François Héran est sans nul doute conscient de cette réalité à venir mais il tente de faire illusion en ne parlant toujours que des « migrants » ou des « immigrés », autrement dit des personnes installées dans le pays mais nées à l'étranger et plus spécialement en Afrique subsaharienne. Il suppose que les enfants de ces personnes qui naissent sur le sol national deviennent ipso facto des « natifs » assimilables en tous points aux Français. Le raisonnement est un peu court. Si une jeune Malienne s'installe en France avec son premier-né puis donne le jour à d'autres enfants, ces derniers seront identifiés par le démographe comme « natifs » et leur frère aîné comme « immigré » !

Qui est immigré ?

À la racine du différent entre François Héran et Stephen Smith, il y a deux conceptions de la citoyenneté qui s'affrontent :
• La citoyenneté des États-nations démocratiques :  elle se définit par le « désir de vivre ensemble » (Ernest Renan, 1882), avec le sentiment de partager envers et contre tout un même ensemble de valeurs, de croyances et de mythes, de sensations et de goûts ; chacun est disposé à délibérer avec ses compatriotes et prêt à prendre les armes en cas de menace extérieure.
• La citoyenneté multiculturelle : elle se réduit au seul fait d'être né sur le territoire, indépendamment des valeurs et des coutumes de chacun. Cette conception, qui fut celle de l'empire romain et des empires musulmans, se traduit par le repli de chacun sur sa communauté, l'ordre public étant assuré par un pouvoir autoritaire, adossé à une force mercenaire, selon la définition des empires par l'historien Gabriel Martinez-Gros.
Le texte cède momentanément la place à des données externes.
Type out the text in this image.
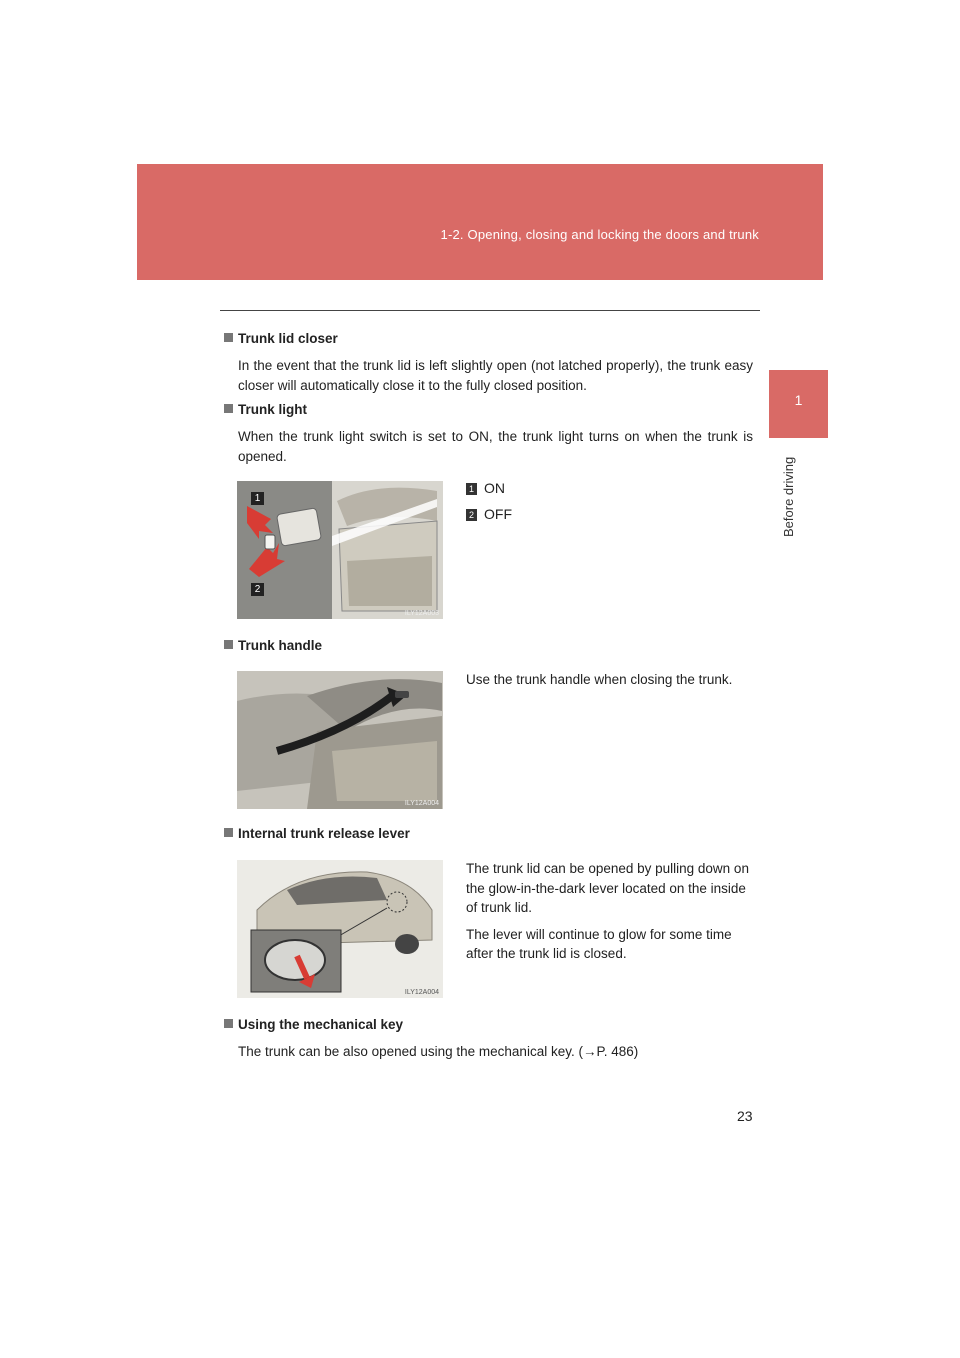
1-2. Opening, closing and locking the doors and trunk
1
Before driving
Trunk lid closer
In the event that the trunk lid is left slightly open (not latched properly), the trunk easy closer will automatically close it to the fully closed position.
Trunk light
When the trunk light switch is set to ON, the trunk light turns on when the trunk is opened.
1
2
ILY12A003
1 ON
2 OFF
Trunk handle
ILY12A004

Use the trunk handle when closing the trunk.

Internal trunk release lever
ILY12A004

The trunk lid can be opened by pulling down on the glow-in-the-dark lever located on the inside of trunk lid.

The lever will continue to glow for some time after the trunk lid is closed.

Using the mechanical key
The trunk can be also opened using the mechanical key. (→P. 486)
23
De sa chaire du Collège de France, le professeur, en adepte de la conception multiculturaliste, voit la société française strictement coupée en deux catégories :
• D’une part les personnes nées hors du territoire national et assimilées aux « immigrés ».
• D’autre part tous les autres habitants qui ont en commun d'être nés sur le territoire national et sont ipso facto exclus de la catégorie « immigrés »... même s'ils sont appelés à grandir et vivre dans une diaspora complètement coupée de la société française traditionnelle.

Cette opposition laisse circonspect. Doit-on ranger dans la catégorie « immigrés » l’écrivain Romain Gary, héros de la France Libre, né en Lituanie ou, plus près de nous, des compatriotes comme Gaston Kelman, né au Cameroun et auteur de l’inénarrable Je suis noir et je n’aime pas le manioc (2005) ? Doit-on aussi ramener à sa seule condition de Toulousain le terroriste Mohamed Merah, né dans la Ville rose et inhumé en Algérie après ses forfaits ?

La réalité est sans doute infiniment plus nuancée. Elle tient à la maîtrise de la langue, à l'adhésion à des principes ad hoc, à la volonté d'intégration etc. Le débat sur la notion d’« immigré » est aujourd'hui central et l'article de François Héran ne contribue pas à l’éclaircir :
• D’un côté, il y a ceux qui, comme l'honorable professeur, pensent que toute personne née sur le territoire national devient ipso facto un « Français comme les autres », même si son environnement familial et ses aspirations la portent vers d’autres horizons.
• De l’autre, il y a les simples gens qui s’inquiètent de la formation de « communautés extra-nationales » sans liens ni affinités avec le reste du pays. Ils y voient une menace pour le mode de vie dont ils ont hérité (s’ils sont d’origine européenne) ou qu’ils ont choisi (s’ils sont eux-mêmes d’origine extra-européenne).